Part of what that does is set up rules that prevent simultaneously installing cpu and gpu versions (which isn't possible). If you use the optional dependencies example pyproject.toml then this is what happens:

    $ uv sync --extra cpu --extra cu124
    Using CPython 3.12.7
    Creating virtual environment at: .venv
    Resolved 32 packages in 1.65s
    error: Extras `cpu` and `cu124` are incompatible with the declared conflicts: {`project[cpu]`, `project[cu124]`}
And if you remove the declared conflict, then uv ends up with two incompatible sources to install the same packages from

    uv sync --extra cpu --extra cu124
    error: Requirements contain conflicting indexes for package `torch` in all marker environments:
    - https://download.pytorch.org/whl/cpu
    - https://download.pytorch.org/whl/cu124
After your comment I initially thought that perhaps the extras might be rewritten as group dependencies somehow to use the ~/.config/uv/config.toml but according to the docs group dependencies are not allowed to have conflicts with each other and must be installable simultaneously (makes sense since there is an --all-groups flag). That is you must be able to install all group dependencies simultaneously.



I haven't tried it yet but that looks like exactly what I've been missing.

You can control dependencies per platform

https://docs.astral.sh/uv/concepts/projects/dependencies/#pl...

Not sure if it's as granular as you might need


This happened to me too, that is why I stopped using it for ML related projects and stuck to good old venv. For other Python projects I can see it being very useful however.

I'm not sure if I got your issue, but I can do platform-dependent `index` `pytorch` installation using the following snippet in `pyproject.toml` and `uv sync` just handles it accordingly.

[tool.uv.sources] torch = [{ index = "pytorch-cu124", marker = "sys_platform == 'win32'" }]


Some Windows machines have compatible GPUs while others don't, so this doesn't necessarily help. What is really required is querying the OS for what type of compute unit it has and then installing the right version of an ML library, but I'm not sure that will be done.
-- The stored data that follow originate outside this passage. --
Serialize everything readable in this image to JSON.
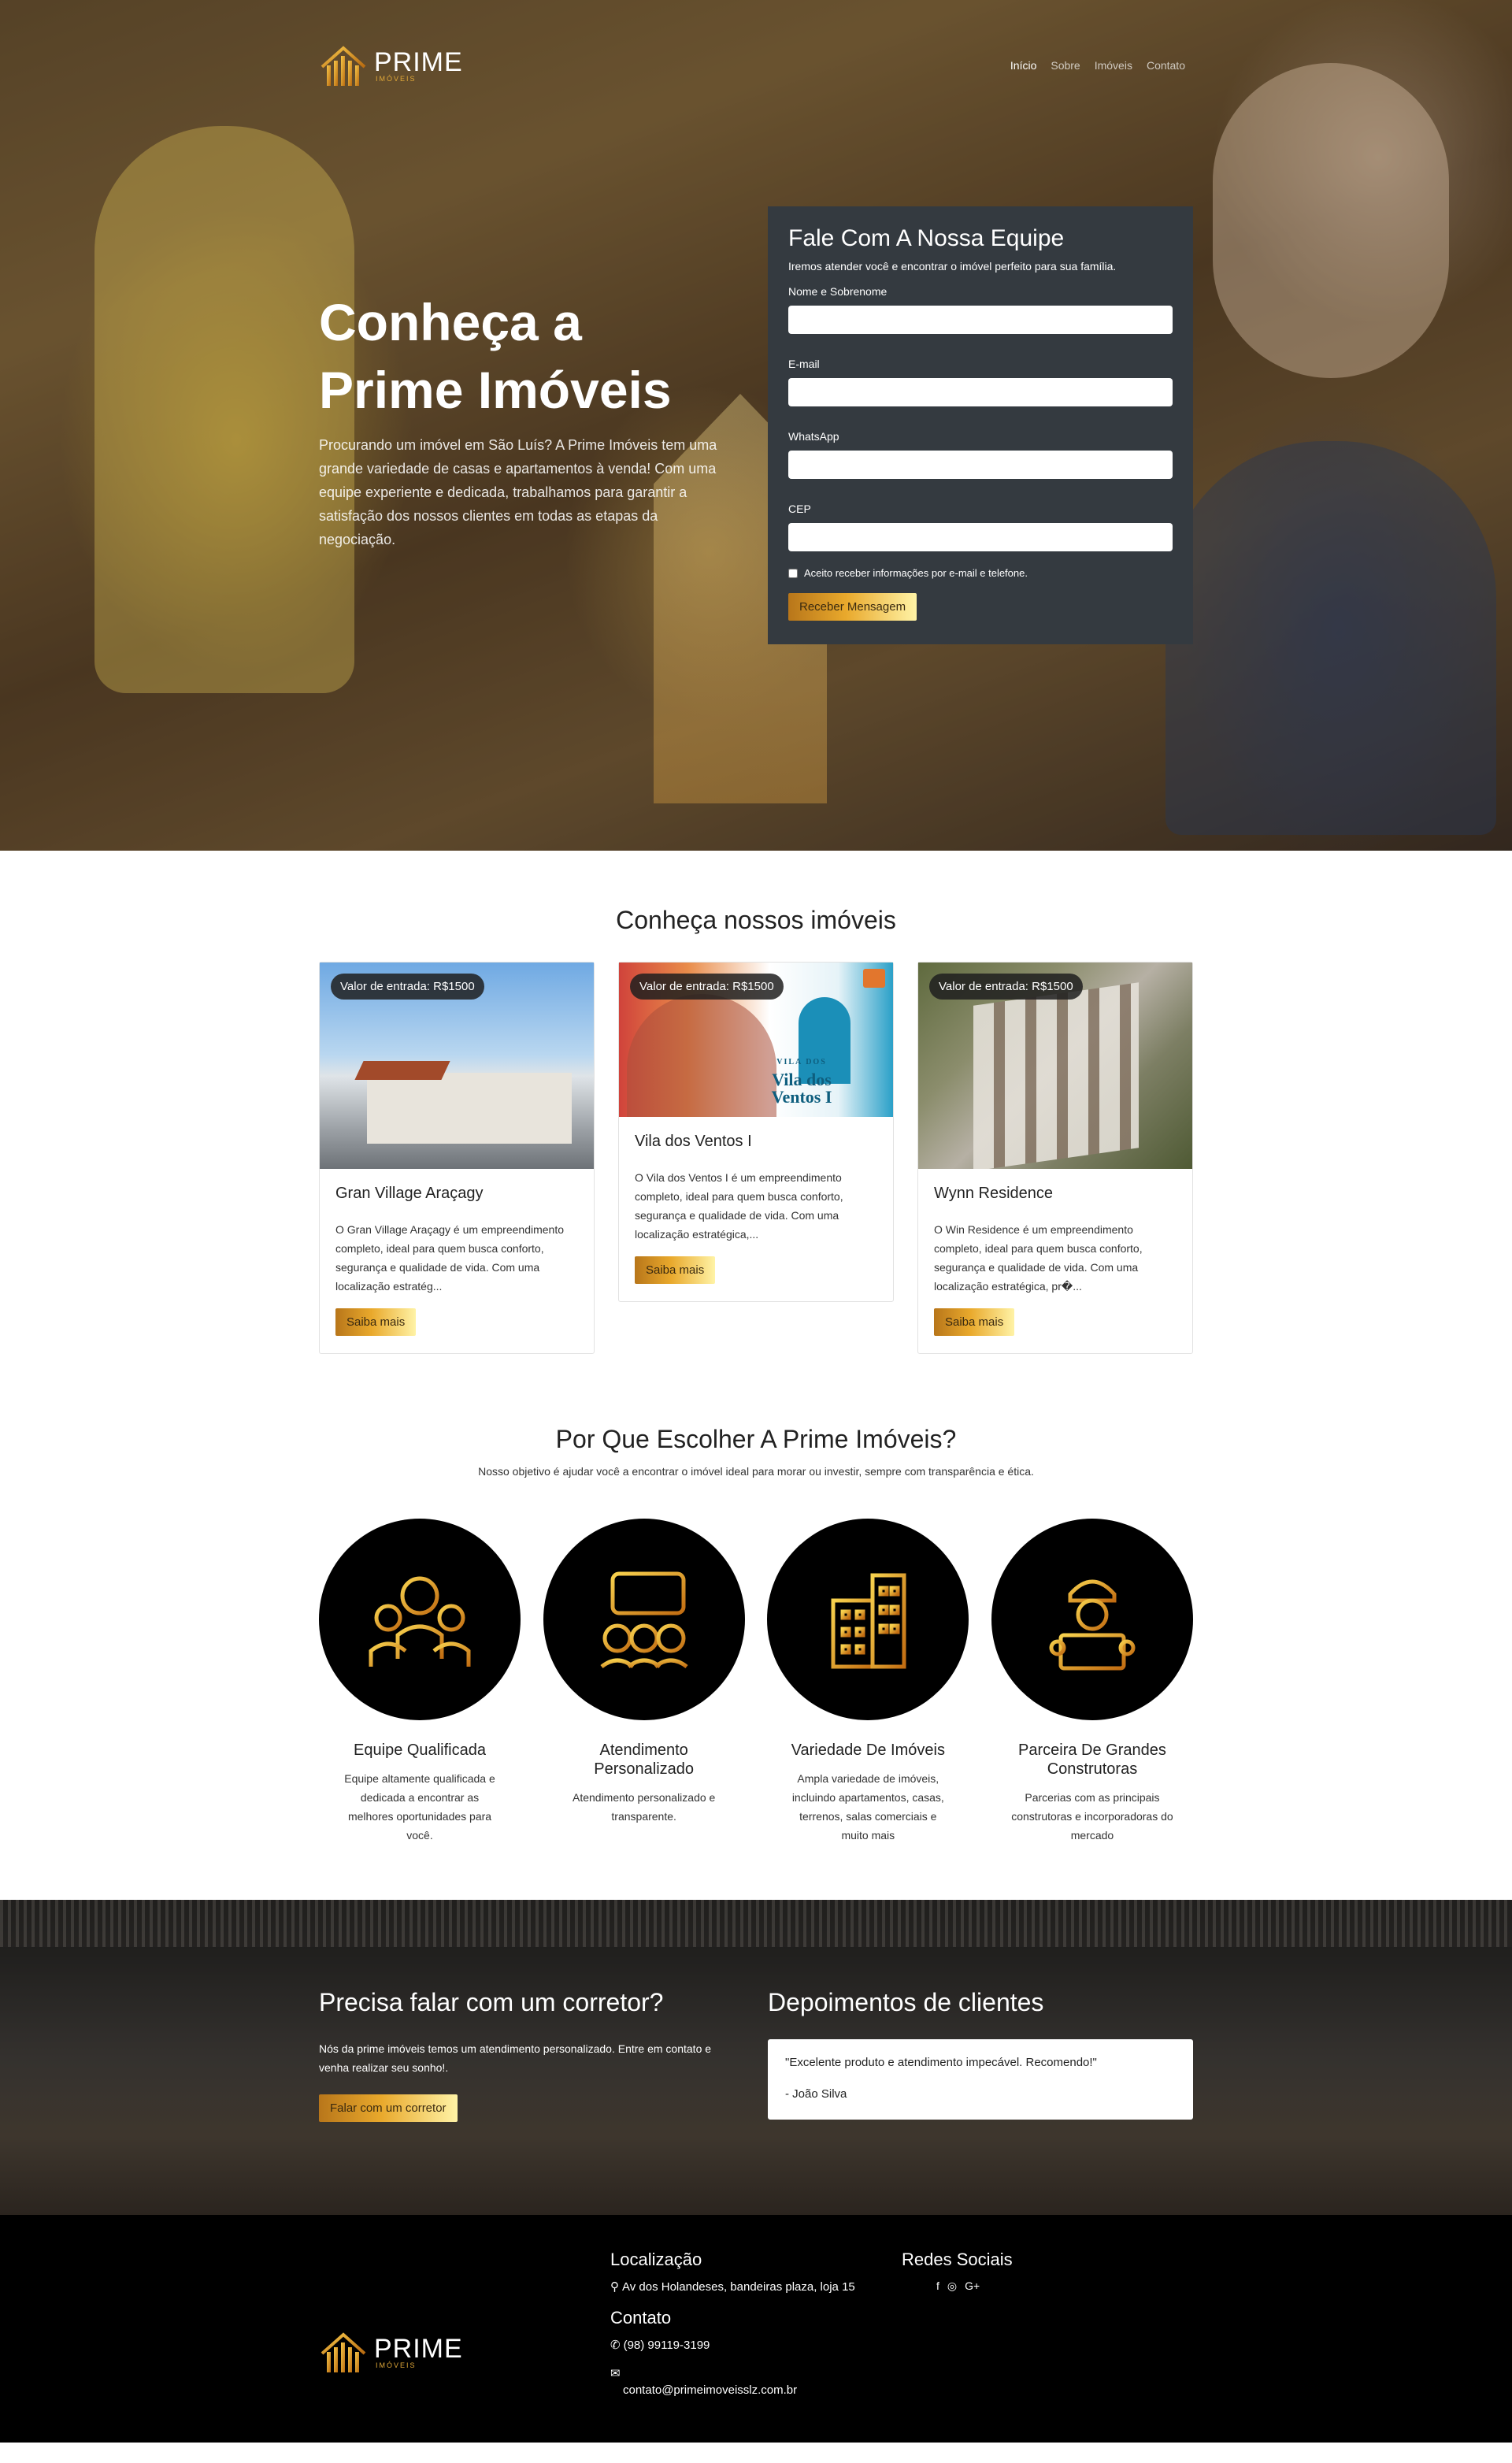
{
  "nav": {
    "logo_text": "PRIME",
    "logo_sub": "IMÓVEIS",
    "links": [
      "Início",
      "Sobre",
      "Imóveis",
      "Contato"
    ]
  },
  "hero": {
    "title_line1": "Conheça a",
    "title_line2": "Prime Imóveis",
    "description": "Procurando um imóvel em São Luís? A Prime Imóveis tem uma grande variedade de casas e apartamentos à venda! Com uma equipe experiente e dedicada, trabalhamos para garantir a satisfação dos nossos clientes em todas as etapas da negociação."
  },
  "form": {
    "title": "Fale Com A Nossa Equipe",
    "subtitle": "Iremos atender você e encontrar o imóvel perfeito para sua família.",
    "fields": [
      {
        "label": "Nome e Sobrenome",
        "value": ""
      },
      {
        "label": "E-mail",
        "value": ""
      },
      {
        "label": "WhatsApp",
        "value": ""
      },
      {
        "label": "CEP",
        "value": ""
      }
    ],
    "consent": "Aceito receber informações por e-mail e telefone.",
    "submit": "Receber Mensagem"
  },
  "properties": {
    "title": "Conheça nossos imóveis",
    "items": [
      {
        "badge": "Valor de entrada: R$1500",
        "name": "Gran Village Araçagy",
        "description": "O Gran Village Araçagy é um empreendimento completo, ideal para quem busca conforto, segurança e qualidade de vida. Com uma localização estratég...",
        "button": "Saiba mais"
      },
      {
        "badge": "Valor de entrada: R$1500",
        "image_text_top": "VILA DOS",
        "image_text": "Vila dos Ventos I",
        "name": "Vila dos Ventos I",
        "description": "O Vila dos Ventos I é um empreendimento completo, ideal para quem busca conforto, segurança e qualidade de vida. Com uma localização estratégica,...",
        "button": "Saiba mais"
      },
      {
        "badge": "Valor de entrada: R$1500",
        "name": "Wynn Residence",
        "description": "O Win Residence é um empreendimento completo, ideal para quem busca conforto, segurança e qualidade de vida. Com uma localização estratégica, pr�...",
        "button": "Saiba mais"
      }
    ]
  },
  "why": {
    "title": "Por Que Escolher A Prime Imóveis?",
    "lead": "Nosso objetivo é ajudar você a encontrar o imóvel ideal para morar ou investir, sempre com transparência e ética.",
    "features": [
      {
        "icon": "team-icon",
        "title": "Equipe Qualificada",
        "text": "Equipe altamente qualificada e dedicada a encontrar as melhores oportunidades para você."
      },
      {
        "icon": "chat-people-icon",
        "title": "Atendimento Personalizado",
        "text": "Atendimento personalizado e transparente."
      },
      {
        "icon": "buildings-icon",
        "title": "Variedade De Imóveis",
        "text": "Ampla variedade de imóveis, incluindo apartamentos, casas, terrenos, salas comerciais e muito mais"
      },
      {
        "icon": "engineer-icon",
        "title": "Parceira De Grandes Construtoras",
        "text": "Parcerias com as principais construtoras e incorporadoras do mercado"
      }
    ]
  },
  "contact_strip": {
    "title": "Precisa falar com um corretor?",
    "text": "Nós da prime imóveis temos um atendimento personalizado. Entre em contato e venha realizar seu sonho!.",
    "button": "Falar com um corretor",
    "testimonials_title": "Depoimentos de clientes",
    "quote": "\"Excelente produto e atendimento impecável. Recomendo!\"",
    "author": "- João Silva"
  },
  "footer": {
    "location_title": "Localização",
    "address": "Av dos Holandeses, bandeiras plaza, loja 15",
    "contact_title": "Contato",
    "phone": "(98) 99119-3199",
    "email": "contato@primeimoveisslz.com.br",
    "social_title": "Redes Sociais",
    "social": [
      "f",
      "◎",
      "G+"
    ]
  },
  "colors": {
    "gold_dark": "#b8761a",
    "gold": "#e9a92c",
    "gold_light": "#fff3a6",
    "form_bg": "#343a40",
    "footer_bg": "#000000"
  }
}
Even without query, just setting an environment variable or having remember which extras are already applied to the already synced .venv some way.

i use uv+torch+cuda on linux just fine,never used the extra flag, i wonder what's the problem here?

Getting something that works out of the box on just your computer is normally fine. Getting something that works out of the box on many different computers with many different OS and hardware configurations is much much harder.